The function returns two features for the output figure graph-with-slider
: the data for the figure which is the final list of player dicts and the layout which creates the scatter points and annotations. The output now updates whenever a new input(slider value) is passed.
@app.callback(
Output('line-graph', 'figure'),
[Input('graph-with-slider', 'clickData')])
def update_linegraph(clickData):
player_name = clickData['points'][0]['text']
player_df = df[df.player == player_name]
return {
'data':[dict(
x=player_df['week'],
y=player_df['yds']
)],
'layout': dict(
xaxis={'title':'Week'},
yaxis={'title':'Yards'},
title=player_name
)
}
The second callback’s output is a figure for the line-graph
component and the input is clickData
from the graph-with-slider
component. The default point shown in the layout is for Dalvin Cook.
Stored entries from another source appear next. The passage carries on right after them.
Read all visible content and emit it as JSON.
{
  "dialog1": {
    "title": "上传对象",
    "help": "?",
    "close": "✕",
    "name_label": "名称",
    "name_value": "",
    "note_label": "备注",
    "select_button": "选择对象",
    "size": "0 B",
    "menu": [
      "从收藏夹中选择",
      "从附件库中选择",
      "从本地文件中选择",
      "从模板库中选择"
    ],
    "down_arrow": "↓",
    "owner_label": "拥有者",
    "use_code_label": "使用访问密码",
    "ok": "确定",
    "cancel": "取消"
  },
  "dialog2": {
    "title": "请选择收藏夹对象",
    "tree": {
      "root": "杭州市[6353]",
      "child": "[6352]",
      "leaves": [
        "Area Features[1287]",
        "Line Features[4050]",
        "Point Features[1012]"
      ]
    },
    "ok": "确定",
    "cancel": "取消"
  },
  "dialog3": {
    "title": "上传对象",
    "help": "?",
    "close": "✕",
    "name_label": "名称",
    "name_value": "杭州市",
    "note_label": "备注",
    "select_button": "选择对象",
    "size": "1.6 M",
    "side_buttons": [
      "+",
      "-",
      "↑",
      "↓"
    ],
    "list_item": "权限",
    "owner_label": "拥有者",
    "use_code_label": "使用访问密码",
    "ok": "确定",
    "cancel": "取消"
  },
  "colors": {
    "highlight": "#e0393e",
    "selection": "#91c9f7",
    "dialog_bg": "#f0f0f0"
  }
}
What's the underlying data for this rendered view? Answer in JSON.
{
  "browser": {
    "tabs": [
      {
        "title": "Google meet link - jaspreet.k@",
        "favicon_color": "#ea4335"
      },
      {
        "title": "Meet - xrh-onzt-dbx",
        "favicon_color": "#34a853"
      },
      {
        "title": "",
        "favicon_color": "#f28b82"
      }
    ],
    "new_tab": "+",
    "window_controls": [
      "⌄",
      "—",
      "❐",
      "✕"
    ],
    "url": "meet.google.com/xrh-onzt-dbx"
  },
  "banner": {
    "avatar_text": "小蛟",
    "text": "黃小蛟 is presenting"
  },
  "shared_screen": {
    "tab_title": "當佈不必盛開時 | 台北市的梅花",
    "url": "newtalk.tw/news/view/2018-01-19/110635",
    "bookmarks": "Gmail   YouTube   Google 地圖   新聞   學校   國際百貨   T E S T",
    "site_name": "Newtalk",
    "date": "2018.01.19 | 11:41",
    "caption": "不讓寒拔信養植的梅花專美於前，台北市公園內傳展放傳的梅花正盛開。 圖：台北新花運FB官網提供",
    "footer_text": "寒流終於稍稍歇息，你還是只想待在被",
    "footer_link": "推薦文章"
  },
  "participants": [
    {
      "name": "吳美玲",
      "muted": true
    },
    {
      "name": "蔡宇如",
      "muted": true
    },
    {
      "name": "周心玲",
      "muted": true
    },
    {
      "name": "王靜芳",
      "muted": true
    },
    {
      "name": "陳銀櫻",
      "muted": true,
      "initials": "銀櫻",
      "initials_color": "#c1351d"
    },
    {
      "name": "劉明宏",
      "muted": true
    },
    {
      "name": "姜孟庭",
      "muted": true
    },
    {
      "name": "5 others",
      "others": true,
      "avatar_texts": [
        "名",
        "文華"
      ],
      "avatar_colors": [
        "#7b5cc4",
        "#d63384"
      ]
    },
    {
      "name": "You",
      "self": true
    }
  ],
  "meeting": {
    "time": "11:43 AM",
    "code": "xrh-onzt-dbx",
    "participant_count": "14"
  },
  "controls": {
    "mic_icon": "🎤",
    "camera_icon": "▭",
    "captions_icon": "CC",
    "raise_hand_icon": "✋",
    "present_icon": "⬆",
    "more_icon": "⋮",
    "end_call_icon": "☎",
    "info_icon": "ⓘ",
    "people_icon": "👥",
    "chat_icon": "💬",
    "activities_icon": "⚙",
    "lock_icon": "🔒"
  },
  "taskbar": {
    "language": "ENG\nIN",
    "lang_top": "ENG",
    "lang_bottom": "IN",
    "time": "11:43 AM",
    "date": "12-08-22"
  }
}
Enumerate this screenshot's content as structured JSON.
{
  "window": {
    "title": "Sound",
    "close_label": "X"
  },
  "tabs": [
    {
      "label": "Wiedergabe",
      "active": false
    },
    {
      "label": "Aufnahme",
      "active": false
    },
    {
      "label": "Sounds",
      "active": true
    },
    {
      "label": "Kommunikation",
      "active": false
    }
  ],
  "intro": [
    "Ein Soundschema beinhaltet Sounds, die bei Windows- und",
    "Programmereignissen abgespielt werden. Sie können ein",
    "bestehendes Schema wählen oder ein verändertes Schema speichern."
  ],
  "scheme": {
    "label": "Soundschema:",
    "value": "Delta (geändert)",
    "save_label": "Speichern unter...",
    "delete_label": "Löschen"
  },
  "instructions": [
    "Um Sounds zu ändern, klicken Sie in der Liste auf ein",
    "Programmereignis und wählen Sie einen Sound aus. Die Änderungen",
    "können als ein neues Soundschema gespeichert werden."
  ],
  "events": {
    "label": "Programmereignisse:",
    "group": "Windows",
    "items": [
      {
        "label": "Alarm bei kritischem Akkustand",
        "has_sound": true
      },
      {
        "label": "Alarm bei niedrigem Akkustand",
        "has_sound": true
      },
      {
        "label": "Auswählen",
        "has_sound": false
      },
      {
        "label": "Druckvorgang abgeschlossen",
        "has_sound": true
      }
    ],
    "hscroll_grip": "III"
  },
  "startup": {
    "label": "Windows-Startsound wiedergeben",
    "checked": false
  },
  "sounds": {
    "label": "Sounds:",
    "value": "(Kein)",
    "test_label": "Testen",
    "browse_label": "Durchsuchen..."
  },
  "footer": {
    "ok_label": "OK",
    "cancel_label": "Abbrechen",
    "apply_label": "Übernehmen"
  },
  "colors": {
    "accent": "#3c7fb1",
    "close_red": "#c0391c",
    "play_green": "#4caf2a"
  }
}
An important note about clickData
is the data is contained in a dictionary within a list within another dictionary like below:
{
"points": [
{
"curveNumber": 1,
"pointNumber": 1,
"pointIndex": 1,
"x": 2,
"y": 4,
"customdata": "c.x",
"text": "x"
}
]
}
In the previous callback text
is assigned the value of the player’s name so the update_linegraph
function passes in the clickData
and saves the text
value, the player’s name.
The function then creates a new dataframe from that single player and returns the week and player’s yards as x and y points, respectively.
if __name__ == '__main__':
app.run_server(debug=True)
Finally, a statement to run the app if the program is run, and the interactive visualization is complete.